INVERSI.ID – Di era digital ini, media sosial punya pengaruh besar, termasuk dalam menyebarkan informasi tentang kesehatan mental. Menurut Dr. Ray Wagiu Basrowi, MKK, FRSP, media sosial telah meningkatkan kesadaran khususnya para remaja terkait dengan masalah kesehatan jiwa.
“Teknologi digital dan media sosial membuat isu kesehatan jiwa semakin dekat di genggaman dan kognitif anak-anak muda,” ujarnya dalam Media Briefing Kesehatan Jiwa di Restoran Beautika, Jakarta Selatan, beberapa waktu lalu.
Meski membantu, kemudahan mengakses informasi kesehatan mental ini punya sisi negatif. Salah satunya adalah risiko misinformasi. Dr. Ray mengingatkan bahwa banyak konten di media sosial yang belum tentu valid.

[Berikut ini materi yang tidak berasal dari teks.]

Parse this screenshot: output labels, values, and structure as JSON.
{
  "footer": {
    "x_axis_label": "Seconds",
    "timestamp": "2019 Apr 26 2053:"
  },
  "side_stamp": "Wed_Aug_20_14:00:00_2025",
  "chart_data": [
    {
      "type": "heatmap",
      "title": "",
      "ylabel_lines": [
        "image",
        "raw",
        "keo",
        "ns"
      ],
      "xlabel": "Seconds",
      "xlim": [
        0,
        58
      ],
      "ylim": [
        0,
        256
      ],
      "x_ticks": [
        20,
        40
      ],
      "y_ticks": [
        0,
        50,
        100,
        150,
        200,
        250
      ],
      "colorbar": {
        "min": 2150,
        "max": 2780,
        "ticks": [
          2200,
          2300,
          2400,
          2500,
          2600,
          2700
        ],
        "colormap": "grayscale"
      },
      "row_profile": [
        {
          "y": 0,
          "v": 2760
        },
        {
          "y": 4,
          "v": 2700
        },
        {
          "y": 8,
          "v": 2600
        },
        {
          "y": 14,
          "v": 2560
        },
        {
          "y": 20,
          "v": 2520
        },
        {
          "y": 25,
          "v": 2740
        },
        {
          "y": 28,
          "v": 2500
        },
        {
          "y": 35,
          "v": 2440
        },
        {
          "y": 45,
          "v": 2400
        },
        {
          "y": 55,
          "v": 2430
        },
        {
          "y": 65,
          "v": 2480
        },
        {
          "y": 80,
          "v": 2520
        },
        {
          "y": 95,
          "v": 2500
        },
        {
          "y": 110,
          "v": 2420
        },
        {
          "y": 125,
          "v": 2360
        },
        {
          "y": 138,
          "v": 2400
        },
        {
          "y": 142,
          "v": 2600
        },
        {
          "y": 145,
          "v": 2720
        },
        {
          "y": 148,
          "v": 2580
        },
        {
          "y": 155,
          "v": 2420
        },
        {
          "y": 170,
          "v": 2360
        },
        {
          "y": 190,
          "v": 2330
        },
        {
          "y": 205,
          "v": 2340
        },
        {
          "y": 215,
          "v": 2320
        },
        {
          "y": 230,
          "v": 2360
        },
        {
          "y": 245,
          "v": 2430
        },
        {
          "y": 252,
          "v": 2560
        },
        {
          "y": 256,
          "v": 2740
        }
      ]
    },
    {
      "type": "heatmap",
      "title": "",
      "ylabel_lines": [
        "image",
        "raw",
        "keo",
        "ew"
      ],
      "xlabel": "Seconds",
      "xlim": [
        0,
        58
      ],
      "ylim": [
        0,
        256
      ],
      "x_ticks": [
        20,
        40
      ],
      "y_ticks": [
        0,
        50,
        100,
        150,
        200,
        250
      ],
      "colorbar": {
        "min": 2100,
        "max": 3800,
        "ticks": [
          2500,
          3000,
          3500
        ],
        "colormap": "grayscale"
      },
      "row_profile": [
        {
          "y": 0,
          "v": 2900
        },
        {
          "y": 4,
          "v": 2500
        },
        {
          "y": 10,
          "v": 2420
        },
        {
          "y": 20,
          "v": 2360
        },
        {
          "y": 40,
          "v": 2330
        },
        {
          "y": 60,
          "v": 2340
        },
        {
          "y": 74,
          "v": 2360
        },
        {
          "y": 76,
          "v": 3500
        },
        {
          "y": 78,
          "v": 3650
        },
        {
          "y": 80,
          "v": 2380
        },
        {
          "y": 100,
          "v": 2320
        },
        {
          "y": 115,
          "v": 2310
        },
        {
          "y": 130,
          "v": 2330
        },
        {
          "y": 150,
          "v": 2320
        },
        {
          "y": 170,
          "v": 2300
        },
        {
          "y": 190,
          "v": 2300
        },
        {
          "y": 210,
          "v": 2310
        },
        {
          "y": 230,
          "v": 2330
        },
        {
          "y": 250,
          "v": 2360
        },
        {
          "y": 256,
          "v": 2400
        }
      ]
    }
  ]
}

“Tetapi yang perlu dikhawatirkan adalah adanya miskomunikasi atau misleading information. Awareness terhadap kesehatan jiwa meningkat karena konten-konten di media sosial,” jelasnya.
Fenomena yang sering terjadi adalah remaja cenderung melakukan self-diagnosis. Mereka mendiagnosis kondisi mentalnya sendiri hanya berdasarkan informasi dari konten singkat dan ringan di media sosial.
“Ini berbahaya karena konten seperti itu seringkali terlalu sederhana dan kurang mendalam,” tambahnya.
Kurangnya Pemahaman Mendalam
Meskipun topik kesehatan mental semakin populer di kalangan remaja, pemahaman mereka sering kali masih dangkal. Dr. Ray menekankan pentingnya mendapatkan informasi dari sumber yang berkualitas.
“Ini berkaitan dengan konten-konten yang dibuat singkat, ringan, dan cenderung ‘receh’ kalau pakai bahasa sekarang,” jelasnya.
“Justru ini tidak bagus, karena isu kesehatan jiwa semakin populer tapi belum mendasar pengetahuannya. Sumber informasi kesehatan jiwa jangan didapat dari konten receh, harusnya dari konten yang berkualitas,” sambungnya.
Menurutnya, guru dan orang tua punya peran penting dalam memastikan remaja mendapatkan informasi yang benar tentang kesehatan mental.
“Jadi perlu peran guru dan orangtua, agar anak mendapatkan asupan informasi yang valid,” tuturnya.